As it's actually a Volcano the centre was a big crater filled with snow and bloody freezing despite the temp that day being high 20's.










Me at the highest point looking down on the world 










100th Anniversary plaque of the first people to climb it.










My work mate thinking about base jumping










And New Plymouth starting to peek through the clouds, if you look really carefully you can see my GF waving :lol:


----------



## Mirror Finish Details (Aug 21, 2008)

Wow, looks really good above the clouds.


----------



## Alex L (Oct 25, 2005)

It was, felt really cool doing something on foot that you'd only normally ever see by plane.


----------



## Flaming Dragon (Apr 9, 2007)

Ok... now I'm really really jealous!
That looks absolutely amazing, I bet the views just take your breath away.

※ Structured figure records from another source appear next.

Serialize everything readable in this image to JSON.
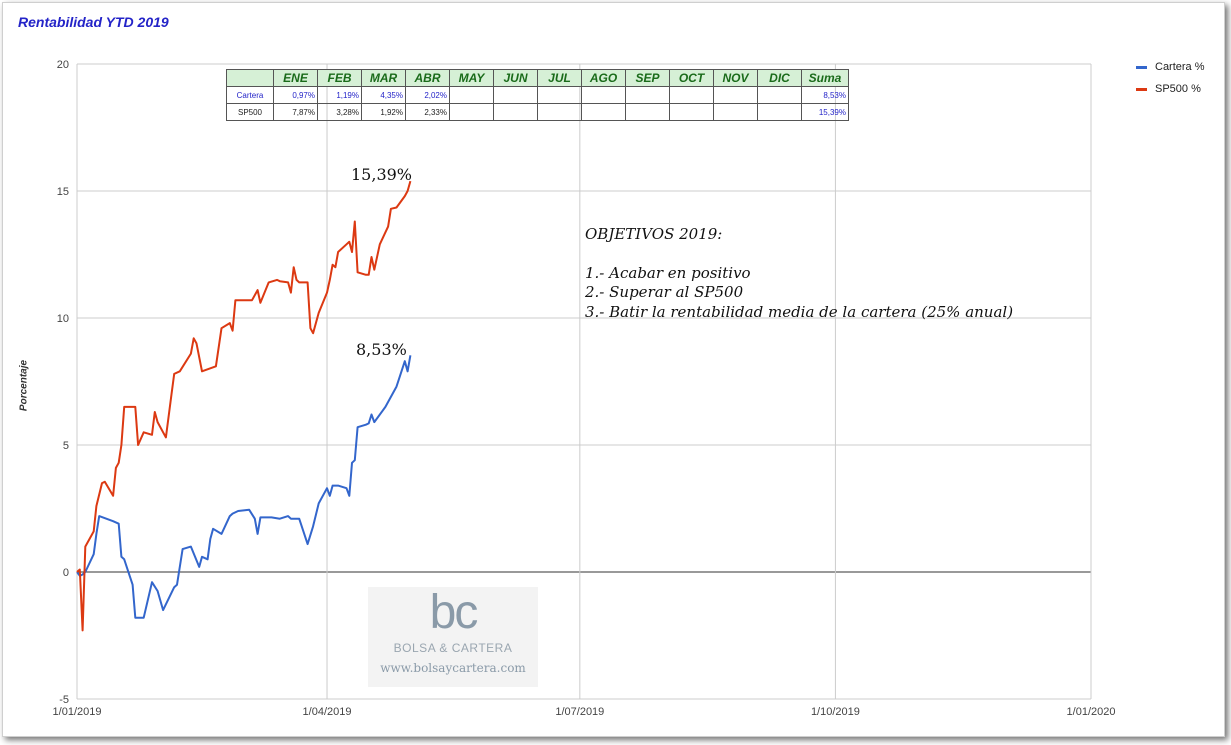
{
  "title": "Rentabilidad YTD 2019",
  "chart_data": {
    "type": "line",
    "title": "Rentabilidad YTD 2019",
    "xlabel": "",
    "ylabel": "Porcentaje",
    "ylim": [
      -5,
      20
    ],
    "yticks": [
      "20",
      "15",
      "10",
      "5",
      "0",
      "-5"
    ],
    "xticks": [
      "1/01/2019",
      "1/04/2019",
      "1/07/2019",
      "1/10/2019",
      "1/01/2020"
    ],
    "grid": true,
    "legend": "right",
    "series": [
      {
        "name": "Cartera %",
        "color": "#3366cc",
        "points": [
          [
            "2019-01-01",
            0.0
          ],
          [
            "2019-01-02",
            -0.15
          ],
          [
            "2019-01-03",
            -0.1
          ],
          [
            "2019-01-04",
            0.0
          ],
          [
            "2019-01-07",
            0.7
          ],
          [
            "2019-01-08",
            1.5
          ],
          [
            "2019-01-09",
            2.2
          ],
          [
            "2019-01-14",
            2.0
          ],
          [
            "2019-01-16",
            1.9
          ],
          [
            "2019-01-17",
            0.6
          ],
          [
            "2019-01-18",
            0.5
          ],
          [
            "2019-01-21",
            -0.5
          ],
          [
            "2019-01-22",
            -1.8
          ],
          [
            "2019-01-25",
            -1.8
          ],
          [
            "2019-01-28",
            -0.4
          ],
          [
            "2019-01-30",
            -0.75
          ],
          [
            "2019-02-01",
            -1.5
          ],
          [
            "2019-02-05",
            -0.6
          ],
          [
            "2019-02-06",
            -0.5
          ],
          [
            "2019-02-08",
            0.9
          ],
          [
            "2019-02-11",
            1.0
          ],
          [
            "2019-02-14",
            0.2
          ],
          [
            "2019-02-15",
            0.6
          ],
          [
            "2019-02-17",
            0.5
          ],
          [
            "2019-02-18",
            1.3
          ],
          [
            "2019-02-19",
            1.7
          ],
          [
            "2019-02-22",
            1.5
          ],
          [
            "2019-02-25",
            2.2
          ],
          [
            "2019-02-26",
            2.3
          ],
          [
            "2019-02-28",
            2.4
          ],
          [
            "2019-03-04",
            2.45
          ],
          [
            "2019-03-06",
            2.1
          ],
          [
            "2019-03-07",
            1.5
          ],
          [
            "2019-03-08",
            2.15
          ],
          [
            "2019-03-12",
            2.15
          ],
          [
            "2019-03-15",
            2.1
          ],
          [
            "2019-03-18",
            2.2
          ],
          [
            "2019-03-19",
            2.1
          ],
          [
            "2019-03-22",
            2.1
          ],
          [
            "2019-03-25",
            1.1
          ],
          [
            "2019-03-27",
            1.8
          ],
          [
            "2019-03-29",
            2.7
          ],
          [
            "2019-04-01",
            3.3
          ],
          [
            "2019-04-02",
            3.0
          ],
          [
            "2019-04-03",
            3.4
          ],
          [
            "2019-04-05",
            3.4
          ],
          [
            "2019-04-08",
            3.3
          ],
          [
            "2019-04-09",
            3.0
          ],
          [
            "2019-04-10",
            4.3
          ],
          [
            "2019-04-11",
            4.4
          ],
          [
            "2019-04-12",
            5.7
          ],
          [
            "2019-04-15",
            5.8
          ],
          [
            "2019-04-16",
            5.85
          ],
          [
            "2019-04-17",
            6.2
          ],
          [
            "2019-04-18",
            5.9
          ],
          [
            "2019-04-22",
            6.5
          ],
          [
            "2019-04-26",
            7.3
          ],
          [
            "2019-04-29",
            8.3
          ],
          [
            "2019-04-30",
            7.9
          ],
          [
            "2019-05-01",
            8.53
          ]
        ]
      },
      {
        "name": "SP500 %",
        "color": "#dc3912",
        "points": [
          [
            "2019-01-01",
            0.0
          ],
          [
            "2019-01-02",
            0.1
          ],
          [
            "2019-01-03",
            -2.3
          ],
          [
            "2019-01-04",
            1.0
          ],
          [
            "2019-01-07",
            1.6
          ],
          [
            "2019-01-08",
            2.6
          ],
          [
            "2019-01-10",
            3.5
          ],
          [
            "2019-01-11",
            3.55
          ],
          [
            "2019-01-14",
            3.0
          ],
          [
            "2019-01-15",
            4.1
          ],
          [
            "2019-01-16",
            4.3
          ],
          [
            "2019-01-17",
            5.0
          ],
          [
            "2019-01-18",
            6.5
          ],
          [
            "2019-01-22",
            6.5
          ],
          [
            "2019-01-23",
            5.0
          ],
          [
            "2019-01-25",
            5.5
          ],
          [
            "2019-01-28",
            5.4
          ],
          [
            "2019-01-29",
            6.3
          ],
          [
            "2019-01-30",
            5.9
          ],
          [
            "2019-02-01",
            5.5
          ],
          [
            "2019-02-02",
            5.3
          ],
          [
            "2019-02-04",
            7.0
          ],
          [
            "2019-02-05",
            7.8
          ],
          [
            "2019-02-07",
            7.9
          ],
          [
            "2019-02-11",
            8.6
          ],
          [
            "2019-02-12",
            9.2
          ],
          [
            "2019-02-13",
            9.0
          ],
          [
            "2019-02-15",
            7.9
          ],
          [
            "2019-02-20",
            8.1
          ],
          [
            "2019-02-22",
            9.6
          ],
          [
            "2019-02-25",
            9.8
          ],
          [
            "2019-02-26",
            9.5
          ],
          [
            "2019-02-27",
            10.7
          ],
          [
            "2019-03-01",
            10.7
          ],
          [
            "2019-03-05",
            10.7
          ],
          [
            "2019-03-07",
            11.1
          ],
          [
            "2019-03-08",
            10.6
          ],
          [
            "2019-03-11",
            11.4
          ],
          [
            "2019-03-14",
            11.5
          ],
          [
            "2019-03-15",
            11.45
          ],
          [
            "2019-03-18",
            11.4
          ],
          [
            "2019-03-19",
            11.0
          ],
          [
            "2019-03-20",
            12.0
          ],
          [
            "2019-03-21",
            11.5
          ],
          [
            "2019-03-22",
            11.4
          ],
          [
            "2019-03-25",
            11.4
          ],
          [
            "2019-03-26",
            9.6
          ],
          [
            "2019-03-27",
            9.4
          ],
          [
            "2019-03-29",
            10.2
          ],
          [
            "2019-04-01",
            11.0
          ],
          [
            "2019-04-02",
            11.5
          ],
          [
            "2019-04-03",
            12.1
          ],
          [
            "2019-04-04",
            12.0
          ],
          [
            "2019-04-05",
            12.6
          ],
          [
            "2019-04-08",
            12.9
          ],
          [
            "2019-04-09",
            13.0
          ],
          [
            "2019-04-10",
            12.6
          ],
          [
            "2019-04-11",
            13.8
          ],
          [
            "2019-04-12",
            11.8
          ],
          [
            "2019-04-15",
            11.7
          ],
          [
            "2019-04-16",
            11.7
          ],
          [
            "2019-04-17",
            12.4
          ],
          [
            "2019-04-18",
            11.9
          ],
          [
            "2019-04-20",
            12.9
          ],
          [
            "2019-04-23",
            13.6
          ],
          [
            "2019-04-24",
            14.3
          ],
          [
            "2019-04-26",
            14.35
          ],
          [
            "2019-04-29",
            14.8
          ],
          [
            "2019-04-30",
            15.0
          ],
          [
            "2019-05-01",
            15.39
          ]
        ]
      }
    ],
    "end_labels": [
      "15,39%",
      "8,53%"
    ]
  },
  "legend": {
    "items": [
      {
        "label": "Cartera %",
        "color": "#3366cc"
      },
      {
        "label": "SP500 %",
        "color": "#dc3912"
      }
    ]
  },
  "returns_table": {
    "headers": [
      "",
      "ENE",
      "FEB",
      "MAR",
      "ABR",
      "MAY",
      "JUN",
      "JUL",
      "AGO",
      "SEP",
      "OCT",
      "NOV",
      "DIC",
      "Suma"
    ],
    "rows": [
      {
        "label": "Cartera",
        "values": [
          "0,97%",
          "1,19%",
          "4,35%",
          "2,02%",
          "",
          "",
          "",
          "",
          "",
          "",
          "",
          ""
        ],
        "suma": "8,53%"
      },
      {
        "label": "SP500",
        "values": [
          "7,87%",
          "3,28%",
          "1,92%",
          "2,33%",
          "",
          "",
          "",
          "",
          "",
          "",
          "",
          ""
        ],
        "suma": "15,39%"
      }
    ]
  },
  "objectives": {
    "title": "OBJETIVOS 2019:",
    "items": [
      "1.- Acabar en positivo",
      "2.- Superar al SP500",
      "3.- Batir la rentabilidad media de la cartera (25% anual)"
    ]
  },
  "watermark": {
    "logo": "bc",
    "name": "BOLSA & CARTERA",
    "url": "www.bolsaycartera.com"
  }
}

They are some gorgeous pictures too, were there any problems with the camera at that height?


----------



## chappo (Jan 7, 2010)

they really are some breath taking veiws,

awsome pics as well mate.


----------



## -tom- (Jan 27, 2009)

fantastic pictures above the skys as said only birds or on a plane.


----------



## Naddy37 (Oct 27, 2005)

You lucky barsteward....


----------



## Neil_S (Oct 26, 2005)

Nice photos mate!


----------



## Multipla Mick (Feb 5, 2006)

Stunning stuff :thumb:


----------



## Alex L (Oct 25, 2005)

Flaming Dragon said:


> Ok... now I'm really really jealous!
> That looks absolutely amazing, I bet the views just take your breath away.
> 
> They are some gorgeous pictures too, were there any problems with the camera at that height?

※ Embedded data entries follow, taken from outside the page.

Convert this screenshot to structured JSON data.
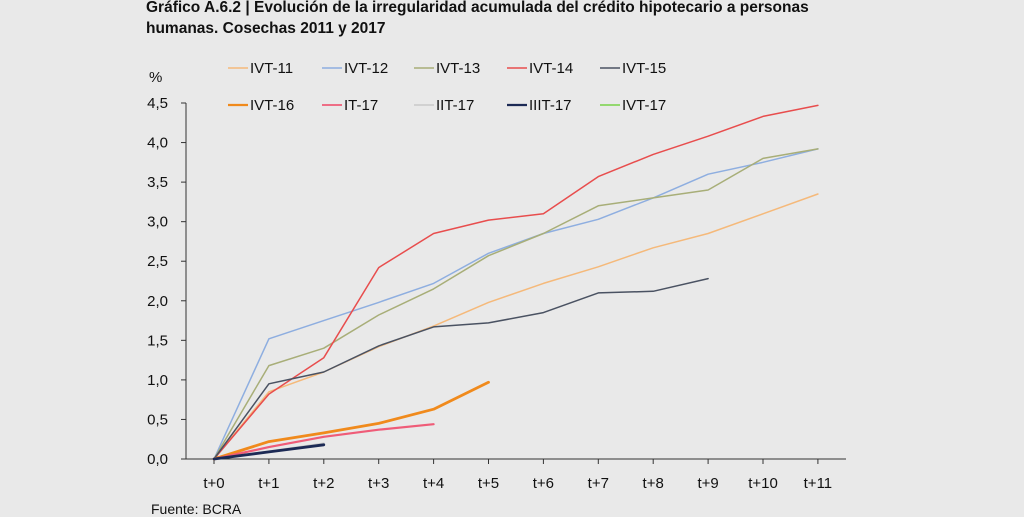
{
  "chart_data": {
    "type": "line",
    "title": "Gráfico A.6.2 | Evolución de la irregularidad acumulada del crédito hipotecario a personas humanas. Cosechas 2011 y 2017",
    "ylabel": "%",
    "source": "Fuente: BCRA",
    "categories": [
      "t+0",
      "t+1",
      "t+2",
      "t+3",
      "t+4",
      "t+5",
      "t+6",
      "t+7",
      "t+8",
      "t+9",
      "t+10",
      "t+11"
    ],
    "ylim": [
      0,
      4.5
    ],
    "yticks": [
      "0,0",
      "0,5",
      "1,0",
      "1,5",
      "2,0",
      "2,5",
      "3,0",
      "3,5",
      "4,0",
      "4,5"
    ],
    "grid": false,
    "legend_position": "top",
    "series": [
      {
        "name": "IVT-11",
        "color": "#f5b97a",
        "width": 1.5,
        "values": [
          0,
          0.85,
          1.1,
          1.42,
          1.68,
          1.98,
          2.22,
          2.43,
          2.67,
          2.85,
          3.1,
          3.35
        ]
      },
      {
        "name": "IVT-12",
        "color": "#8eaee0",
        "width": 1.5,
        "values": [
          0,
          1.52,
          1.75,
          1.98,
          2.22,
          2.6,
          2.85,
          3.03,
          3.3,
          3.6,
          3.75,
          3.92
        ]
      },
      {
        "name": "IVT-13",
        "color": "#a8ae78",
        "width": 1.5,
        "values": [
          0,
          1.18,
          1.4,
          1.82,
          2.15,
          2.57,
          2.85,
          3.2,
          3.3,
          3.4,
          3.8,
          3.92
        ]
      },
      {
        "name": "IVT-14",
        "color": "#e84d4d",
        "width": 1.5,
        "values": [
          0,
          0.82,
          1.28,
          2.42,
          2.85,
          3.02,
          3.1,
          3.57,
          3.85,
          4.08,
          4.33,
          4.47
        ]
      },
      {
        "name": "IVT-15",
        "color": "#4a5262",
        "width": 1.5,
        "values": [
          0,
          0.95,
          1.1,
          1.43,
          1.67,
          1.72,
          1.85,
          2.1,
          2.12,
          2.28,
          null,
          null
        ]
      },
      {
        "name": "IVT-16",
        "color": "#f08a1c",
        "width": 2.8,
        "values": [
          0,
          0.22,
          0.33,
          0.45,
          0.63,
          0.97,
          null,
          null,
          null,
          null,
          null,
          null
        ]
      },
      {
        "name": "IT-17",
        "color": "#ef5c78",
        "width": 2.2,
        "values": [
          0,
          0.15,
          0.28,
          0.37,
          0.44,
          null,
          null,
          null,
          null,
          null,
          null,
          null
        ]
      },
      {
        "name": "IIT-17",
        "color": "#c9c9c9",
        "width": 1.5,
        "values": [
          0,
          0.1,
          0.2,
          null,
          null,
          null,
          null,
          null,
          null,
          null,
          null,
          null
        ]
      },
      {
        "name": "IIIT-17",
        "color": "#1c2a55",
        "width": 2.8,
        "values": [
          0,
          0.09,
          0.18,
          null,
          null,
          null,
          null,
          null,
          null,
          null,
          null,
          null
        ]
      },
      {
        "name": "IVT-17",
        "color": "#79d349",
        "width": 1.5,
        "values": [
          0,
          null,
          null,
          null,
          null,
          null,
          null,
          null,
          null,
          null,
          null,
          null
        ]
      }
    ]
  }
}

No problems that I could tell (apart from the bit of dust on the lense thats been there for months )



neilos said:


> You lucky barsteward....


I know, you wouldn't be able to handle the creepy crawlies though :lol:


----------



## Naddy37 (Oct 27, 2005)

Alex L said:


> I know, you wouldn't be able to handle the creepy crawlies though :lol:


I don't mind admitting that


----------